Waves suggested that the product has been designed for their Pro community, defined as producers and DJs of all levels. However, it’s of no surprise that many have questioned, as a headphone only monitoring system, how this could possibly translate to the various levels of headphones available. I.E. will this sound as good on a $30 pair as it will on a pair of Sennheiser HD650? Waves have gone some way to address these issues with EQ profiles, including the Sennheiser HD600s, for several common studio headphones with several more in development.


Abbey Road Studio 3 begs the question that perhaps this is a superior product for general listening on your headphones through your phone, iPod etc?
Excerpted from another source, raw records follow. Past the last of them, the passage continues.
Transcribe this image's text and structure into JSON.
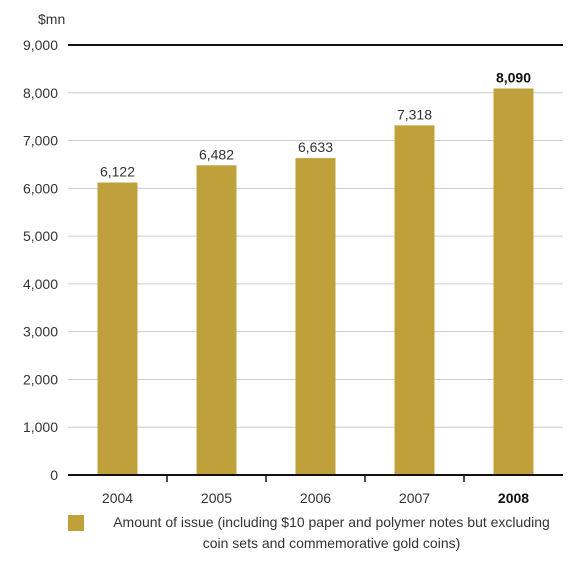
{
  "chart_data": {
    "type": "bar",
    "unit_label": "$mn",
    "categories": [
      "2004",
      "2005",
      "2006",
      "2007",
      "2008"
    ],
    "values": [
      6122,
      6482,
      6633,
      7318,
      8090
    ],
    "value_labels": [
      "6,122",
      "6,482",
      "6,633",
      "7,318",
      "8,090"
    ],
    "highlight_category": "2008",
    "ylim": [
      0,
      9000
    ],
    "yticks": [
      0,
      1000,
      2000,
      3000,
      4000,
      5000,
      6000,
      7000,
      8000,
      9000
    ],
    "ytick_labels": [
      "0",
      "1,000",
      "2,000",
      "3,000",
      "4,000",
      "5,000",
      "6,000",
      "7,000",
      "8,000",
      "9,000"
    ],
    "grid": true,
    "legend_position": "bottom",
    "series": [
      {
        "name": "Amount of issue (including $10 paper and polymer notes but excluding coin sets and commemorative gold coins)"
      }
    ],
    "colors": {
      "bar": "#bfa03a",
      "grid": "#cccccc",
      "axis": "#111111"
    }
  }
}
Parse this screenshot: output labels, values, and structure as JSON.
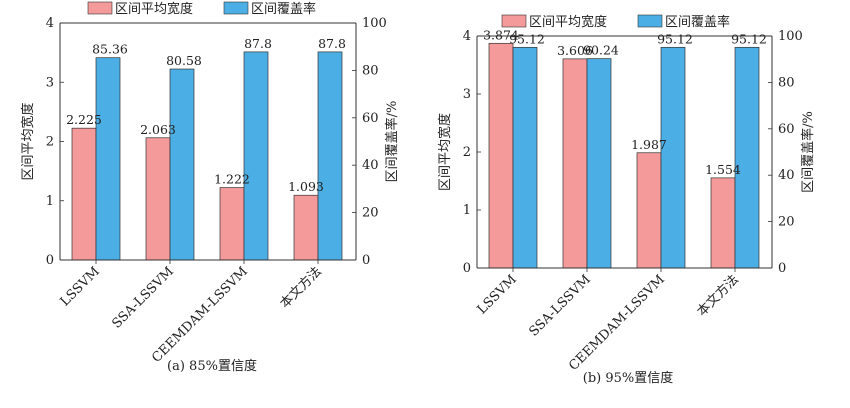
{
  "chart_data": [
    {
      "type": "bar",
      "caption": "(a) 85%置信度",
      "categories": [
        "LSSVM",
        "SSA-LSSVM",
        "CEEMDAM-LSSVM",
        "本文方法"
      ],
      "series": [
        {
          "name": "区间平均宽度",
          "axis": "left",
          "color": "#f59a9a",
          "values": [
            2.225,
            2.063,
            1.222,
            1.093
          ]
        },
        {
          "name": "区间覆盖率",
          "axis": "right",
          "color": "#4baee4",
          "values": [
            85.36,
            80.58,
            87.8,
            87.8
          ]
        }
      ],
      "data_labels": {
        "left": [
          "2.225",
          "2.063",
          "1.222",
          "1.093"
        ],
        "right": [
          "85.36",
          "80.58",
          "87.8",
          "87.8"
        ]
      },
      "ylabel_left": "区间平均宽度",
      "ylabel_right": "区间覆盖率/%",
      "ylim_left": [
        0,
        4
      ],
      "ylim_right": [
        0,
        100
      ],
      "yticks_left": [
        "0",
        "1",
        "2",
        "3",
        "4"
      ],
      "yticks_right": [
        "0",
        "20",
        "40",
        "60",
        "80",
        "100"
      ],
      "legend": "top",
      "grid": false
    },
    {
      "type": "bar",
      "caption": "(b) 95%置信度",
      "categories": [
        "LSSVM",
        "SSA-LSSVM",
        "CEEMDAM-LSSVM",
        "本文方法"
      ],
      "series": [
        {
          "name": "区间平均宽度",
          "axis": "left",
          "color": "#f59a9a",
          "values": [
            3.874,
            3.606,
            1.987,
            1.554
          ]
        },
        {
          "name": "区间覆盖率",
          "axis": "right",
          "color": "#4baee4",
          "values": [
            95.12,
            90.24,
            95.12,
            95.12
          ]
        }
      ],
      "data_labels": {
        "left": [
          "3.874",
          "3.606",
          "1.987",
          "1.554"
        ],
        "right": [
          "95.12",
          "90.24",
          "95.12",
          "95.12"
        ]
      },
      "ylabel_left": "区间平均宽度",
      "ylabel_right": "区间覆盖率/%",
      "ylim_left": [
        0,
        4
      ],
      "ylim_right": [
        0,
        100
      ],
      "yticks_left": [
        "0",
        "1",
        "2",
        "3",
        "4"
      ],
      "yticks_right": [
        "0",
        "20",
        "40",
        "60",
        "80",
        "100"
      ],
      "legend": "top",
      "grid": false
    }
  ]
}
This would broaden its appeal to consumers and its clear that listening to your favourite album in a simulation of Studio 3 would be an exciting proposal.

It also made us wonder: could a commercially minded record label give albums a new angle if they were released along with a simulated audio experience whereby fans can listen back from the sweet spot of the control room the album was mixed in?

There are some who have taken aim at Waves but it’s worth remembering it does have a large appeal for the growing number of producers and engineers who work on-the-go and typically in less than desirable environments such as planes and trains. Used in a chain with other reference and mix tools it can offer practical insight when approached and applied in the correct fashion.


Our judgement would be to suggest reserving judgement till you try it. You may enjoy the added dimension to your monitoring. There will, of course, be a few purists out there who dismiss Abbey Road Studio 3 on the grounds that it’s somehow a waste of time. They’re missing the point.

To reemphasise, its a monitoring tool and not a mixing tool. There are other devices on the market such as Sonarworks that Abbey Road Studio 3 has been unjustly compared to which offer more insight into your mixes. For those who can cast aside their prejudices about this latest plug-in, you might enjoy it. It’s fun, which is no bad thing, and we took pleasure listening to classics from Hotel California to The Prodigy to Blawan.

Currently its available for $99 which makes it just about in reach for most peoples’ impulse buying range and even when it returns to its full retail price of $199, its for the most part, competitively priced.